With the health crisis related to Covid-19, wage inequalities between men and women have stopped decreasing. MARTIN BARRAUD/OJO IMAGES / PHOTONONSTOP
According to the feminist collective Les Glorieuses, since Wednesday, November 3 at 9:22 a.m., French women have been working "for free": they are no longer paid for the remaining 16.5% of the year, according to a calculation based on the gender pay gap published by Eurostat in 2021 (with data from 2019). The communication of this symbolic date, accompanied on social networks by the hashtag #3november9h22, serves above all to raise awareness about wage inequality, even if its methodology can be discussed.
What emerges this year is that the gender pay gap, which had decreased slightly from 2018 to 2020 (from 16.7% to 15.5% gap) rebounded in 2021, partly due to the Covid-19 crisis, a phenomenon seen throughout Europe. Not only have the modest progress made in recent years towards parity been erased, but in addition women "who have worked remotely have also taken on more tasks, especially with children".
A slow decline halted by the Covid-19 crisis This graph shows the percentage of wage gap in France between the incomes of women and men. Source: Eurostat Read also Wages, media, health ... progress towards gender equality stopped by the Covid-19 pandemic Different calculations but the same observation: the gap remains
The calculation method of the collective Les Glorieuses is based on data from the European statistics body Eurostat, but other institutions put forward different figures. Thus, the Organisation for Economic Co-operation and Development (OECD) concludes that there was a gap of 11.5% in France in 2018 (compared to 16.7% for Eurostat in the same year).
The Institut national de la statistique et des études économiques (Insee), for its part, calculated a gap of 14.1% on average in 2017, specifying that the pay gap has decreased moderately since the beginning of the twenty-first century (on the order of 0.4 percentage points per year on average).
These digit shifts are explained by different calculation methods. To calculate the income gap between women and men, Insee and Eurostat use the gross hourly wage. A technique that makes it possible not to take into account the payment of bonuses, remuneration varying according to performance or seasonal payments. The OECD, for its part, calculates the difference between the median salary of men and women. In any case, these methods smooth out the results, since they do not take into account the level of education, experience in the labor market or the type of employment.

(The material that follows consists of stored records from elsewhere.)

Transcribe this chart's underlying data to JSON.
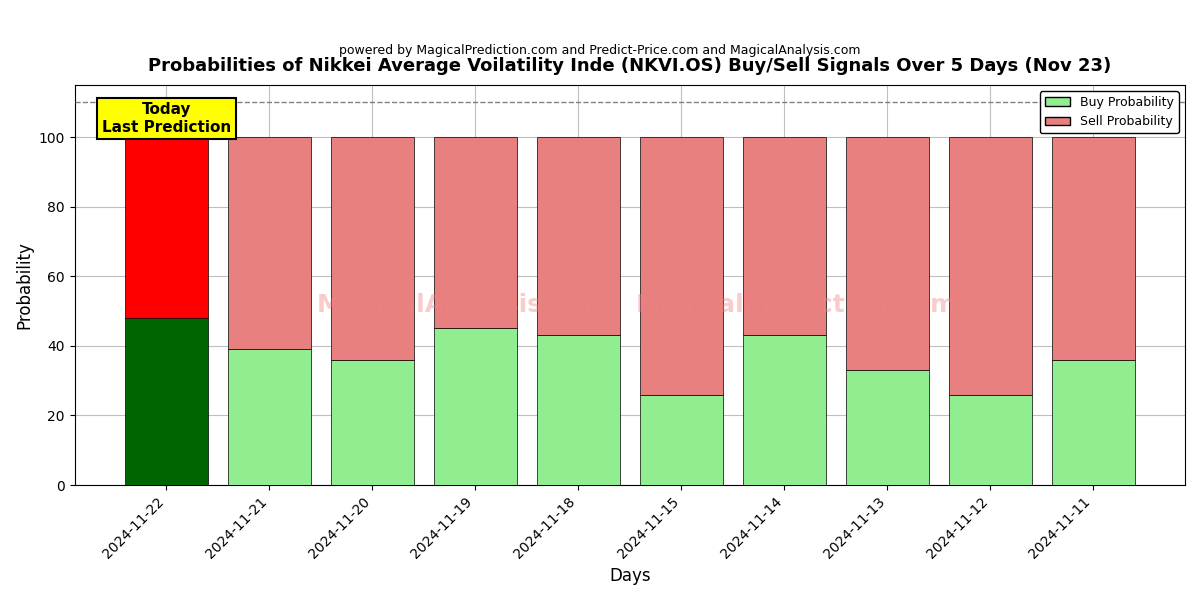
{
  "title": "Probabilities of Nikkei Average Voilatility Inde (NKVI.OS) Buy/Sell Signals Over 5 Days (Nov 23)",
  "subtitle": "powered by MagicalPrediction.com and Predict-Price.com and MagicalAnalysis.com",
  "xlabel": "Days",
  "ylabel": "Probability",
  "categories": [
    "2024-11-22",
    "2024-11-21",
    "2024-11-20",
    "2024-11-19",
    "2024-11-18",
    "2024-11-15",
    "2024-11-14",
    "2024-11-13",
    "2024-11-12",
    "2024-11-11"
  ],
  "buy_values": [
    48,
    39,
    36,
    45,
    43,
    26,
    43,
    33,
    26,
    36
  ],
  "sell_values": [
    52,
    61,
    64,
    55,
    57,
    74,
    57,
    67,
    74,
    64
  ],
  "today_buy_color": "#006400",
  "today_sell_color": "#ff0000",
  "buy_color": "#90EE90",
  "sell_color": "#E88080",
  "today_annotation": "Today\nLast Prediction",
  "annotation_bg_color": "#FFFF00",
  "dashed_line_y": 110,
  "ylim": [
    0,
    115
  ],
  "watermark_texts": [
    "MagicalAnalysis.com",
    "MagicalPrediction.com"
  ],
  "legend_buy_label": "Buy Probability",
  "legend_sell_label": "Sell Probability"
}
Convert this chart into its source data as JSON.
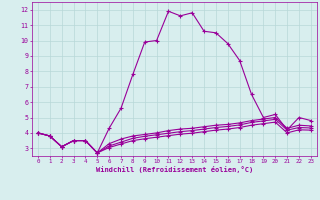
{
  "xlabel": "Windchill (Refroidissement éolien,°C)",
  "background_color": "#d8eeee",
  "line_color": "#990099",
  "grid_color": "#b8d8d8",
  "xlim": [
    -0.5,
    23.5
  ],
  "ylim": [
    2.5,
    12.5
  ],
  "xticks": [
    0,
    1,
    2,
    3,
    4,
    5,
    6,
    7,
    8,
    9,
    10,
    11,
    12,
    13,
    14,
    15,
    16,
    17,
    18,
    19,
    20,
    21,
    22,
    23
  ],
  "yticks": [
    3,
    4,
    5,
    6,
    7,
    8,
    9,
    10,
    11,
    12
  ],
  "series": [
    [
      4.0,
      3.8,
      3.1,
      3.5,
      3.5,
      2.7,
      4.3,
      5.6,
      7.8,
      9.9,
      10.0,
      11.9,
      11.6,
      11.8,
      10.6,
      10.5,
      9.8,
      8.7,
      6.5,
      5.0,
      5.2,
      4.2,
      5.0,
      4.8
    ],
    [
      4.0,
      3.8,
      3.1,
      3.5,
      3.5,
      2.7,
      3.3,
      3.6,
      3.8,
      3.9,
      4.0,
      4.15,
      4.25,
      4.3,
      4.4,
      4.5,
      4.55,
      4.65,
      4.8,
      4.9,
      5.0,
      4.3,
      4.5,
      4.45
    ],
    [
      4.0,
      3.8,
      3.1,
      3.5,
      3.5,
      2.7,
      3.15,
      3.4,
      3.65,
      3.78,
      3.88,
      3.98,
      4.08,
      4.15,
      4.25,
      4.35,
      4.42,
      4.52,
      4.68,
      4.78,
      4.88,
      4.18,
      4.35,
      4.32
    ],
    [
      4.0,
      3.8,
      3.1,
      3.5,
      3.5,
      2.7,
      3.05,
      3.28,
      3.5,
      3.62,
      3.72,
      3.82,
      3.92,
      3.98,
      4.08,
      4.18,
      4.25,
      4.35,
      4.5,
      4.6,
      4.7,
      4.0,
      4.2,
      4.18
    ]
  ]
}
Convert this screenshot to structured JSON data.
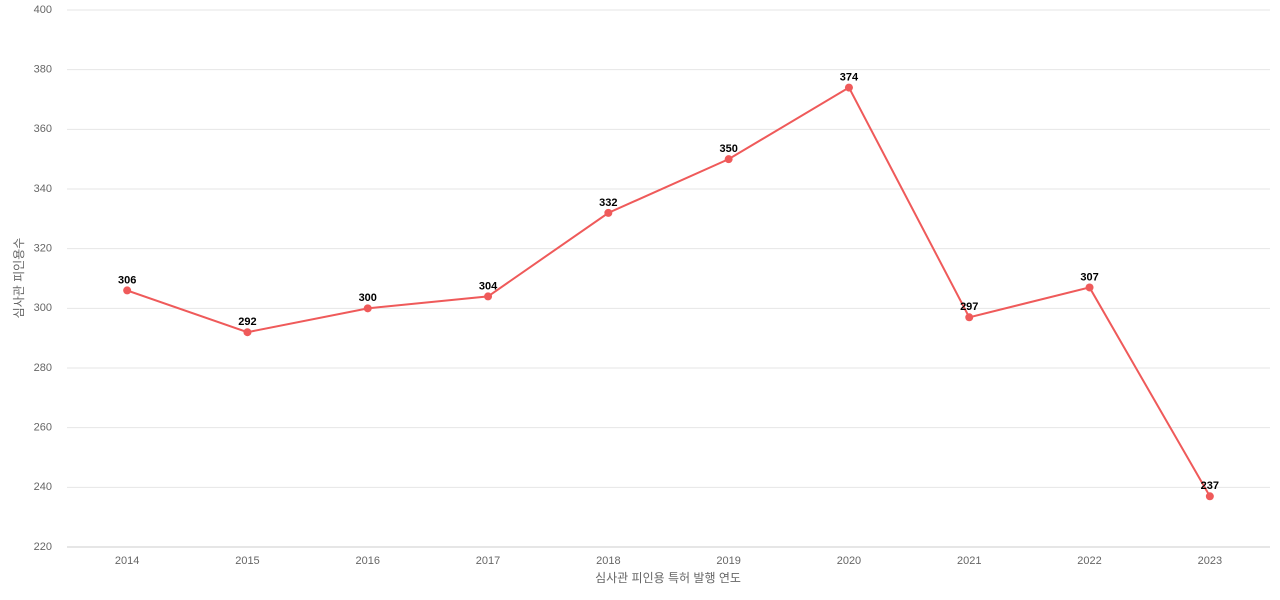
{
  "chart_data": {
    "type": "line",
    "x_label": "심사관 피인용 특허 발행 연도",
    "y_label": "심사관 피인용수",
    "categories": [
      "2014",
      "2015",
      "2016",
      "2017",
      "2018",
      "2019",
      "2020",
      "2021",
      "2022",
      "2023"
    ],
    "values": [
      306,
      292,
      300,
      304,
      332,
      350,
      374,
      297,
      307,
      237
    ],
    "color": "#ef5a5a",
    "ylim": [
      220,
      400
    ],
    "yticks": [
      220,
      240,
      260,
      280,
      300,
      320,
      340,
      360,
      380,
      400
    ],
    "grid": true
  }
}
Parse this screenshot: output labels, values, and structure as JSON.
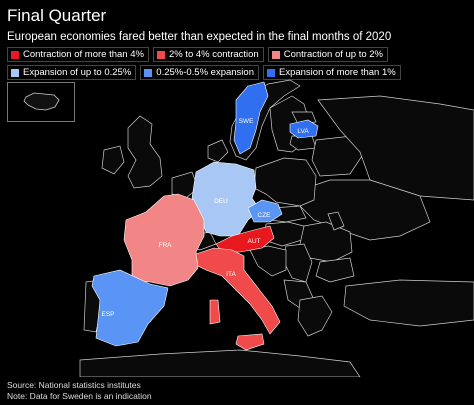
{
  "title": "Final Quarter",
  "subtitle": "European economies fared better than expected in the final months of 2020",
  "legend": [
    {
      "label": "Contraction of more than 4%",
      "color": "#e8191e"
    },
    {
      "label": "2% to 4% contraction",
      "color": "#f04a4a"
    },
    {
      "label": "Contraction of up to 2%",
      "color": "#f28585"
    },
    {
      "label": "Expansion of up to 0.25%",
      "color": "#a9c7f5"
    },
    {
      "label": "0.25%-0.5% expansion",
      "color": "#5a95f5"
    },
    {
      "label": "Expansion of more than 1%",
      "color": "#2f6ff0"
    }
  ],
  "countries": {
    "swe": {
      "code": "SWE",
      "color": "#2f6ff0"
    },
    "lva": {
      "code": "LVA",
      "color": "#2f6ff0"
    },
    "deu": {
      "code": "DEU",
      "color": "#a9c7f5"
    },
    "cze": {
      "code": "CZE",
      "color": "#5a95f5"
    },
    "aut": {
      "code": "AUT",
      "color": "#e8191e"
    },
    "fra": {
      "code": "FRA",
      "color": "#f28585"
    },
    "ita": {
      "code": "ITA",
      "color": "#f04a4a"
    },
    "esp": {
      "code": "ESP",
      "color": "#5a95f5"
    }
  },
  "footer": {
    "source": "Source: National statistics institutes",
    "note": "Note: Data for Sweden is an indication"
  }
}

But regardless of the thermometer used, the differences remain significant. Eurostat provides some explanations: for example, the fact that "sectors in which women make up the majority of workers [health or education] have lower wage levels than those found in more predominantly male sectors", such as finance or IT. On the other hand, women are also less represented in positions of responsibility, the most remunerative.
And to the World? The law of September 5, 2018 provides that companies calculate and publish their "gender equality index". The Société éditrice du Monde (SEM) obtains a result of 94/100 for the year 2020 which is broken down as follows: the pay gap between women and men: 39/40, the difference in individual increase rates: 20/20, the difference in promotion rates: 15/15, the wage evolution of women on their return from maternity leave: 15/15, the number of women and men among the ten highest salaries: 5/10. In percentages, this gives an average pay gap of 1.5% in favor of men in 2020; it is reduced to 0.71% with the weighting provided for by the methods of calculating the index.